Raymond, C., Horton, R. M., Zscheischler, J., Martius, O., AghaKouchak, A., Balch, J., Bowen, S. G., Camargo, S. J., Hess, J., Kornhuber, K., Oppenheimer, M., Ruane, A. C., Wahl, T., and White, K. (2020). Understanding and managing connected extreme events. Nature Climate Change. https://doi.org/10.1038/s41558-020-0790-4
We described how the largest impacts from extreme climate events can often only be understood through consideration of the interactions of the events with human decision-making. Decisions and political/legal/cultural structures can unintentionally amplify impacts, such as when the response to one event hampers the response to another, or when multiple geographically distributed components of a system (e.g. the global food system) are struck simultaneously in a way that could have been anticipated. Through detailed description of such scenarios and the state of knowledge and practice surrounding them for five key sectors, we summarized current approaches and desired areas for improvement. Basing our proposals on a clear-eyed picture of data limitations and of the operational constraints faced by practitioners, we also recommended principles for improving the coordination between climate scientists and specialists in various other disciplines that is essential to developing appropriate preparations for the more-severe connected events of the future, including those outside the bounds of historical experience.
We conducted the first comprehensive survey of humid heat using weather-station data (as opposed to reanalysis datasets or historical climate-model runs).
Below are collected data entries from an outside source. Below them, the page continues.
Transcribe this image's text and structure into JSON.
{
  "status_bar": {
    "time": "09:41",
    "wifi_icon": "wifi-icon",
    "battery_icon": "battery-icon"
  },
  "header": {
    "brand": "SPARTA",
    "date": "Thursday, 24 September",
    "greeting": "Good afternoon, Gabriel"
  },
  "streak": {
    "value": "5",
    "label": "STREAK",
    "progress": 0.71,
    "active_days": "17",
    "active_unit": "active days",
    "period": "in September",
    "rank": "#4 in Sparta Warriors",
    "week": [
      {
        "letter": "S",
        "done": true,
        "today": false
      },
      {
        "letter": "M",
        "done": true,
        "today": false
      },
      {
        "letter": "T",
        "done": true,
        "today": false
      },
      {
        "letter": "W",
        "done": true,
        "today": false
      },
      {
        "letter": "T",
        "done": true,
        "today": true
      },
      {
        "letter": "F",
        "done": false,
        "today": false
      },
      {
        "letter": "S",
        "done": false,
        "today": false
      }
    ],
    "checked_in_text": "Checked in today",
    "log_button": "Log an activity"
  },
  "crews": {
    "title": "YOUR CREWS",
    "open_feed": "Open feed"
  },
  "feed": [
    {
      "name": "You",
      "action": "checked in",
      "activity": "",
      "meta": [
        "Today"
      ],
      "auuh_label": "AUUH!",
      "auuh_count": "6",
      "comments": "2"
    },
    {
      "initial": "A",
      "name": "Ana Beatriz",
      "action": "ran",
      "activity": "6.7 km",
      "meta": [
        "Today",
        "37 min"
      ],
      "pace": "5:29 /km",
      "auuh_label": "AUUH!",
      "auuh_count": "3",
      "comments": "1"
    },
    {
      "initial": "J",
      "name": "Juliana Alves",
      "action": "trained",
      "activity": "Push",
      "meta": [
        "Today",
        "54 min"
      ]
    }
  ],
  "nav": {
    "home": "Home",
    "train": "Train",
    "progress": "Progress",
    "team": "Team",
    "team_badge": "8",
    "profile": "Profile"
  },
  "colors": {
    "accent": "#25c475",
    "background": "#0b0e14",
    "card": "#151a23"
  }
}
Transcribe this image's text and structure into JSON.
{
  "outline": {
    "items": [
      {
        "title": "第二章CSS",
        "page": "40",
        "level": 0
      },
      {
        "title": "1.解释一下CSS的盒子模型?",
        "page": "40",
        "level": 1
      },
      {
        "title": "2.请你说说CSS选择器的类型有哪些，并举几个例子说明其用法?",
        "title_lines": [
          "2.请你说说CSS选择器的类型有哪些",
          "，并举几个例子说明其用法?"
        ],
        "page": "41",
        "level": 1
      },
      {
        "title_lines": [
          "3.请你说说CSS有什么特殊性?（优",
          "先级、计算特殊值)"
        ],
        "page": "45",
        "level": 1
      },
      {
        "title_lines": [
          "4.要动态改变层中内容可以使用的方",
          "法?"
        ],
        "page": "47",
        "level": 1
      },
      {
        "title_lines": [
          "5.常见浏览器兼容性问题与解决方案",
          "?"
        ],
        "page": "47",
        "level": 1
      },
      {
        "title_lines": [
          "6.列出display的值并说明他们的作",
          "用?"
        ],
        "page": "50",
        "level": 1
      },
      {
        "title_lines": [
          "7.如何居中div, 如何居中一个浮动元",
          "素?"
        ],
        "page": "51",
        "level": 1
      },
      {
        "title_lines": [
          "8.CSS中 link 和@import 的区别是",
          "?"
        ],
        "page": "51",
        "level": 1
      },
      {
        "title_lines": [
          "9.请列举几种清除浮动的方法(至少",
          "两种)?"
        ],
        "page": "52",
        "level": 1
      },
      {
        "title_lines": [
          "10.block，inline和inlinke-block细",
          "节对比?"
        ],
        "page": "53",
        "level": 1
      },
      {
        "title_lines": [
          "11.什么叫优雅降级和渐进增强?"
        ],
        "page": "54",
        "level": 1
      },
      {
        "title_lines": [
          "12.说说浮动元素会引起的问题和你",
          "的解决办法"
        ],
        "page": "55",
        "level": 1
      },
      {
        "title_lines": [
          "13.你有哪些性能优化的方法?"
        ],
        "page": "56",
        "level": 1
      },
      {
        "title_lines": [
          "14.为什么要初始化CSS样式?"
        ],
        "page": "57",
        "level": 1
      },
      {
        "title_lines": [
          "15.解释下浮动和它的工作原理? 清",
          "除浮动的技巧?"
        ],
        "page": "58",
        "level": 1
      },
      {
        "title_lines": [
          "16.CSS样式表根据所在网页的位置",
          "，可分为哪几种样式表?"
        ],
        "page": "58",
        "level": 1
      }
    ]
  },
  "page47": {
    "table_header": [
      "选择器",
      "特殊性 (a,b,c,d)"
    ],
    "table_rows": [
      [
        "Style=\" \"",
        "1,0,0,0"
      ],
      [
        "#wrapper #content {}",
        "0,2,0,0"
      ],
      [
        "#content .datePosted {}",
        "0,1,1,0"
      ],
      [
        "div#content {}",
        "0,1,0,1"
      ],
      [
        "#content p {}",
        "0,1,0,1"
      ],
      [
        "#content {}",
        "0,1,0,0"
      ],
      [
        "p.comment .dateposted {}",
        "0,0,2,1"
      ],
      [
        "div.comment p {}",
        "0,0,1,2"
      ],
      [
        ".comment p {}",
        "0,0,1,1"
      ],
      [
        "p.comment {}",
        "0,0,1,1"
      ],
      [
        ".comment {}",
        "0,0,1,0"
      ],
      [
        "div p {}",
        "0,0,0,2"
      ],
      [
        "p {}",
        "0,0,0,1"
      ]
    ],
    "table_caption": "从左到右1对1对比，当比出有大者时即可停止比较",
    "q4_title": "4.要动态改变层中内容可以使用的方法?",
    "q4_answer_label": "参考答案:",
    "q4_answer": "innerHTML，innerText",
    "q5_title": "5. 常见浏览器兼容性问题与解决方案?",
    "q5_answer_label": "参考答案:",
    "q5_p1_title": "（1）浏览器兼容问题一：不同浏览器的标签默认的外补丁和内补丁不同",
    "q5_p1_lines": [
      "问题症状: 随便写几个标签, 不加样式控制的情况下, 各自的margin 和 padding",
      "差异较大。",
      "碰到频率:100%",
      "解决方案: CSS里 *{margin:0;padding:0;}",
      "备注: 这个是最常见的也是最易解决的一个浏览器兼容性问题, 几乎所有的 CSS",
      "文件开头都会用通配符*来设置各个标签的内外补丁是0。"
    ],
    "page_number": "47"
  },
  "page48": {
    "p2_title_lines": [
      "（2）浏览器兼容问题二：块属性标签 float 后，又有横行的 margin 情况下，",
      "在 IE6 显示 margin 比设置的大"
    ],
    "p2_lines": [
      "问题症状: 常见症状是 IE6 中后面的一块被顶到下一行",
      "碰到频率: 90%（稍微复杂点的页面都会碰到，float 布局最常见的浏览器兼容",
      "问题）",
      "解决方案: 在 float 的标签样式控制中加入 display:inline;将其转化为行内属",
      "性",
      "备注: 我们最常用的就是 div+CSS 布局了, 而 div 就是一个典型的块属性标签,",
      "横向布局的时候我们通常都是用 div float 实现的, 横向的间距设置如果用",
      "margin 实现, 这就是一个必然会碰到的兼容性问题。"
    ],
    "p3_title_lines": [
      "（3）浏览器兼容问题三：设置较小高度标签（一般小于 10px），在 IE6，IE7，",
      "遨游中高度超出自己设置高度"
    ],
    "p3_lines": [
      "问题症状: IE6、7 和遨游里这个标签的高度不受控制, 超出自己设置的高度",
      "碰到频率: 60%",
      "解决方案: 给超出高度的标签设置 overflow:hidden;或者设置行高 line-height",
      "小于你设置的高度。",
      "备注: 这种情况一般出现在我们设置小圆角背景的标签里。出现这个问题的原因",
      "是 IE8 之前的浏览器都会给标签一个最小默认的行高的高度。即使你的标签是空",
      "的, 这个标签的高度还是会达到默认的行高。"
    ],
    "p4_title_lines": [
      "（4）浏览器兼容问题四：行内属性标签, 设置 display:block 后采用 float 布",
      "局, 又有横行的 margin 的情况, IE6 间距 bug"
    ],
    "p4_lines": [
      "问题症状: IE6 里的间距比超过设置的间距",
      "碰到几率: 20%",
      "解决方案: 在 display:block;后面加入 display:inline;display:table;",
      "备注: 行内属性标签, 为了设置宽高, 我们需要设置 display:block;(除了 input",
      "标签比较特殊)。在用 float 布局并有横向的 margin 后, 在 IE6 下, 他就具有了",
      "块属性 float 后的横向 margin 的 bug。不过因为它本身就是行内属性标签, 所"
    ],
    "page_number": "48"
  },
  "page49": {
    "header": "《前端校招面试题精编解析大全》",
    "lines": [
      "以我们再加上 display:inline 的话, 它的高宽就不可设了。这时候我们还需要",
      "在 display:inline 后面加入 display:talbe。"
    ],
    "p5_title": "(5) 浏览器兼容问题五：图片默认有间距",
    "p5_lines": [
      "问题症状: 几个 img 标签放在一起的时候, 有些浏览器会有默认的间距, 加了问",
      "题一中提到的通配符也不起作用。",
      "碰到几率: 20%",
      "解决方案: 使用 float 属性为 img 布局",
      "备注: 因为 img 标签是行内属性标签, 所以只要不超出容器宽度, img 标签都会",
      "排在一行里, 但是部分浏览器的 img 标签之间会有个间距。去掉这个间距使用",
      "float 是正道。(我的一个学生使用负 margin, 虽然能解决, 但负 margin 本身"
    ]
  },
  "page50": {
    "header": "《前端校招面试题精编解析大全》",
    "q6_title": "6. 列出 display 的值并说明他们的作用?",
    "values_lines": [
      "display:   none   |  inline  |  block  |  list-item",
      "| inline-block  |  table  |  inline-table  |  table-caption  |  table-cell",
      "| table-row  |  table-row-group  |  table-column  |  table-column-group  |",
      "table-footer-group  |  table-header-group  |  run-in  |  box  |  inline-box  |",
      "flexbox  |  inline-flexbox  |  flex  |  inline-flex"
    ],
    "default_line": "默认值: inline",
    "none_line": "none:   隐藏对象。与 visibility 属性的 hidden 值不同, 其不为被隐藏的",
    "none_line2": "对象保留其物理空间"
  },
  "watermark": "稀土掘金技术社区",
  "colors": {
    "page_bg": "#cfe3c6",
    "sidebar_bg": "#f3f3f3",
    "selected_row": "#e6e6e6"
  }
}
A large portion of our efforts was devoted to extensive quality control, as reflected in the final dataset, available upon request. We found that at subdaily timescales global maxima are significantly higher than was previously known, and have in a few cases briefly exceeded the human survivability limit of about a 35C wet-bulb temperature. These exceptional values are concentrated along subtropical coastlines (the Gulf of California, Red Sea, and Persian Gulf in particular), as well as the Indo-Gangetic Plain of South Asia. Globally, there are also strong trends, with extreme humid heat overall more than doubling in frequency just since 1979.
Regional Analysis of Extreme Heat Along the Eastern-U.S. Coastline
Raymond, C., and Mankin, J. S. (2019). Assessing present and future coastal moderation of extreme heat in the eastern United States. Environmental Research Letters, 14, 114002. https://doi.org/10.1088/1748-9326/ab495d
We investigated the sometimes-subtle temperature difference between coastal and inland areas of the Eastern U.S. We found that in summer months, this 'coastal cooling' averages about 2C (over a band ~50 km wide) in most regions, but more like 4C in Texas and in Northern New England. These differences decrease from May to September, especially in the north. Downscaled climate models, even those with spatial resolutions comparable to the observational data that we used, underestimate this cooling by 50-75%. Looking forward, these model errors cause a relative overestimate of future population exposure to extreme heat within about 10 km of the coast, where the cooling effect is (and will likely remain) strongest. Population densities are high there, especially in Florida, making even small sea-breeze decreases in extreme heat matter.
Regional Analysis of Extreme Humid Heat
Raymond, C., Singh, D., and Horton, R. M. (2017). Spatiotemporal patterns and synoptics of extreme wet-bulb temperature in the contiguous United States. Journal of Geophysical Research: Atmospheres, 122. https://doi.org/10.1002/2017jd027140
We produced the first comprehensive regional analysis of the patterns and meteorology of humid-heat extremes in the U.S. Through development of a new methodology to decompose temperature and moisture contributions, we found that these are driven primarily by temperature anomalies in the cooler and wetter parts of the country, and primarily by moisture anomalies in the hotter and drier parts of the country. We also found significant potential predictability contained in preceding sea-surface temperatures and wave-activity fluxes. Contrary to initial hypotheses, for most U.S. regions SST anomalies in the central Pacific are most closely related with humid-heat extremes, much more so than SSTs just offshore.